What are the boundaries and innervation of the palatine tonsils?
Boundaries: Superior: Soft palate. Inferior: Tongue. Lateral: Tonsillar fossa bounded by palatoglossal and palatopharyngeal arches. Innervation: Glossopharyngeal nerve (CN IX).
What are the three phases of deglutition?
Oral phase: Voluntary; bolus formation and propulsion by the tongue. Muscles: Intrinsic/extrinsic tongue muscles. Nerve: Hypoglossal (CN XII). Pharyngeal phase: Involuntary; bolus moves through pharynx. Muscles: Pharyngeal constrictors. Nerves: Vagus (CN X) and glossopharyngeal (CN IX). Esophageal phase: Involuntary; bolus passes into the esophagus. Muscles: Esophageal smooth muscles. Nerve: Vagus (CN X).
What is the clinical importance of the recurrent laryngeal nerve?
Supplies motor innervation to all intrinsic laryngeal muscles (except cricothyroid). Damage leads to: Unilateral: Hoarseness and weak voice. Bilateral: Respiratory obstruction due to vocal cord paralysis.
What is the significance of the superior laryngeal nerve?
External branch: Motor to cricothyroid (affects pitch). Internal branch: Sensory to laryngeal mucosa above the vocal cords. Injury during thyroid surgery may cause voice weakness.
What structures of the inner ear are involved in hearing?

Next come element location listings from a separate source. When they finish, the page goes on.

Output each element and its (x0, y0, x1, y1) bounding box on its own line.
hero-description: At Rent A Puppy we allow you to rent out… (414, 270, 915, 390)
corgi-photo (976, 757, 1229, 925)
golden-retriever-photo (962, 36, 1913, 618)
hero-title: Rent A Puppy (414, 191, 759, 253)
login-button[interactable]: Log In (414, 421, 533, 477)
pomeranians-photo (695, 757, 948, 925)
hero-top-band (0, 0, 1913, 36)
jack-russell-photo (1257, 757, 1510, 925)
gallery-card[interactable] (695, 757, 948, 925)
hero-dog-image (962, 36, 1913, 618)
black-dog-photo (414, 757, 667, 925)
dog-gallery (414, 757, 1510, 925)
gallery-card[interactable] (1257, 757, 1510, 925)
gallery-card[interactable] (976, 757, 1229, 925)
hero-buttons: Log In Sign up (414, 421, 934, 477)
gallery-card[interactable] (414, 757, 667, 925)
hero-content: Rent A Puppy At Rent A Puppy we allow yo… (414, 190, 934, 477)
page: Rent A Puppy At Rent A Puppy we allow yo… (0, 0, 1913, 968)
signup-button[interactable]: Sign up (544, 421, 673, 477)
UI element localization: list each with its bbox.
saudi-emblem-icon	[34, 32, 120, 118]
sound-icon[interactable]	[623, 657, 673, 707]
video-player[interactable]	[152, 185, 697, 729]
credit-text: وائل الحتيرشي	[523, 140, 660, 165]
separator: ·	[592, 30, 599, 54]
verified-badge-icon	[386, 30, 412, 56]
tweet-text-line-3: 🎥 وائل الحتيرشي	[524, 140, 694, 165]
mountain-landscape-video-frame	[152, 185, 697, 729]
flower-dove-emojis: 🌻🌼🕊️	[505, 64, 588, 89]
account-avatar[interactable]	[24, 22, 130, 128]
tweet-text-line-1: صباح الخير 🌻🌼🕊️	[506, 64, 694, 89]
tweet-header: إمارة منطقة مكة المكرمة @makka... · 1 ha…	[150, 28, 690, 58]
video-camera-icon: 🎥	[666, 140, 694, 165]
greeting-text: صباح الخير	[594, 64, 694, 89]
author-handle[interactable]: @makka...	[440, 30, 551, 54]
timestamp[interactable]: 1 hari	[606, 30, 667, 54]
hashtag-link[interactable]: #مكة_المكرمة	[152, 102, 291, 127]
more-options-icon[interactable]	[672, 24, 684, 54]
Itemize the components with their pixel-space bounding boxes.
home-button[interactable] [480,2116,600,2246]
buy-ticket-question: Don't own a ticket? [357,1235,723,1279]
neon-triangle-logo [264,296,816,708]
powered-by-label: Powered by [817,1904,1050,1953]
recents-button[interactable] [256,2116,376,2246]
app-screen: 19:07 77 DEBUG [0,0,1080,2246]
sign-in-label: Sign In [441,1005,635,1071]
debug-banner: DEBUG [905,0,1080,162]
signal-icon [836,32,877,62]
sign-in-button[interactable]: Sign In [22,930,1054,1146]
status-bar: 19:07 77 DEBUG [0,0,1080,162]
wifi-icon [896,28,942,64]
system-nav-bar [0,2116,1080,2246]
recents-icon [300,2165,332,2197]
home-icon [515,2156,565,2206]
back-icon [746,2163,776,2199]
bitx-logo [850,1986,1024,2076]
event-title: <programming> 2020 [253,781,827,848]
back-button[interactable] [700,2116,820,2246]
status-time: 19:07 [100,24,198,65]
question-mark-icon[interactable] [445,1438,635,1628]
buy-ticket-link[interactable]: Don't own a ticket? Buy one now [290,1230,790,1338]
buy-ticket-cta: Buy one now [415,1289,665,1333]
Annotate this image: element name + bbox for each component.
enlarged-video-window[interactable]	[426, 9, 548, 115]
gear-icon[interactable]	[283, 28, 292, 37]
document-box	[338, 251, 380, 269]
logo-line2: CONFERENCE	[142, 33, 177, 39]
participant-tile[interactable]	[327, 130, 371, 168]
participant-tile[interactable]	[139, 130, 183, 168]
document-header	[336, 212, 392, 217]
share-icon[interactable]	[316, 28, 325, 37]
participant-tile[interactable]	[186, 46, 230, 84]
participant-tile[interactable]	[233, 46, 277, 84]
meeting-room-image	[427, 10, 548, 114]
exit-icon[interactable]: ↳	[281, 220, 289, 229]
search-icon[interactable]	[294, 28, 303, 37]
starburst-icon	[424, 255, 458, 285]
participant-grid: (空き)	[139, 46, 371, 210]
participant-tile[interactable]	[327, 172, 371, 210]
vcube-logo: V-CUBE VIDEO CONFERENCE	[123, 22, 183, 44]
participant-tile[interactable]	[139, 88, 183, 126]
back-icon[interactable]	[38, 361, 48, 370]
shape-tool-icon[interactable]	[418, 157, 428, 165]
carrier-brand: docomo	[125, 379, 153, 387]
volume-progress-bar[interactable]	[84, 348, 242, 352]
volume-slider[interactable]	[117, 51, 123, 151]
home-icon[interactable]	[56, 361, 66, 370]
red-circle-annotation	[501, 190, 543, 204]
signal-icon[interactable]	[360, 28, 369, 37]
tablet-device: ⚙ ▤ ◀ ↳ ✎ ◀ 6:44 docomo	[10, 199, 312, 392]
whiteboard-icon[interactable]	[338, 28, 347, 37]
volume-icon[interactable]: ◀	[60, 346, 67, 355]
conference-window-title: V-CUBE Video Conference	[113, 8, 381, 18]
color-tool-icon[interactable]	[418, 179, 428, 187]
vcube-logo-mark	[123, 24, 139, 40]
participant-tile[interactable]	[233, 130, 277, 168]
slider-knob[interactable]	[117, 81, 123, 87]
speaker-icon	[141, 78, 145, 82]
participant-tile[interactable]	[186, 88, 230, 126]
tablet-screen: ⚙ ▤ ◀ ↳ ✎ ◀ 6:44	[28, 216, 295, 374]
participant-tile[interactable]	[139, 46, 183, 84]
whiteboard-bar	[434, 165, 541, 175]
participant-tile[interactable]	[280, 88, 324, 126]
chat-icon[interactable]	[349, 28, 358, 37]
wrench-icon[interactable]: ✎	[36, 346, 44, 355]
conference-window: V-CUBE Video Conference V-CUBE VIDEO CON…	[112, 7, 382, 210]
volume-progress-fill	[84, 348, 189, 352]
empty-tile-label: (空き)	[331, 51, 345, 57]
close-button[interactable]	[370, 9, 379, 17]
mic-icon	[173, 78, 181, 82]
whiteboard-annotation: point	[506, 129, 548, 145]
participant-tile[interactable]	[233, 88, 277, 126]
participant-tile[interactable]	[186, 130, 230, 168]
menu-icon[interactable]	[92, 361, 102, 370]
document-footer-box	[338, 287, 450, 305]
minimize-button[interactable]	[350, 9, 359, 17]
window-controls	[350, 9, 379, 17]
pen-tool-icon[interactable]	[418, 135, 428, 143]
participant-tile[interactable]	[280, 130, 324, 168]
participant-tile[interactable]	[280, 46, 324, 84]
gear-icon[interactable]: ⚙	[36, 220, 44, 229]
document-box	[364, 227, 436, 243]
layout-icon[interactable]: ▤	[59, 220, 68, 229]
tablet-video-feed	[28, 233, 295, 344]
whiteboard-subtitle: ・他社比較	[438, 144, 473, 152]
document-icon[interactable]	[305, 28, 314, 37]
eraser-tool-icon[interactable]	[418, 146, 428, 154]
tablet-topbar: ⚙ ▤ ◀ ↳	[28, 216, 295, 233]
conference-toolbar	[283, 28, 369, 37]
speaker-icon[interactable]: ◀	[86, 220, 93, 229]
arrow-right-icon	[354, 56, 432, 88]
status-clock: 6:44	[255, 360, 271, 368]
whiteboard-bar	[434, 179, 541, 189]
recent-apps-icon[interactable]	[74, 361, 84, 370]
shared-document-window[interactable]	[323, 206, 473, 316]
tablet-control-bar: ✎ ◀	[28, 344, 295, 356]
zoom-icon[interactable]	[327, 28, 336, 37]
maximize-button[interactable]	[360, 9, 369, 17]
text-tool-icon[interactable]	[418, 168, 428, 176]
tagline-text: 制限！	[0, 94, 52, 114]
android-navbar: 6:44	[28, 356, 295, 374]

Cochlea (spiral organ of Corti): Converts sound vibrations to nerve impulses. Nerve: Cochlear division of the vestibulocochlear nerve (CN VIII).
What is the clinical relevance of the tympanic membrane?
Boundary between external and middle ear. Damage (e.g., perforation) can impair hearing and expose the middle ear to infection.
How is the innervation of the pharynx and larynx derived embryologically?
Derived from pharyngeal arches: 1st arch: Mandibular nerve (V3). 2nd arch: Facial nerve (CN VII). 3rd arch: Glossopharyngeal nerve (CN IX). 4th and 6th arches: Vagus nerve (CN X).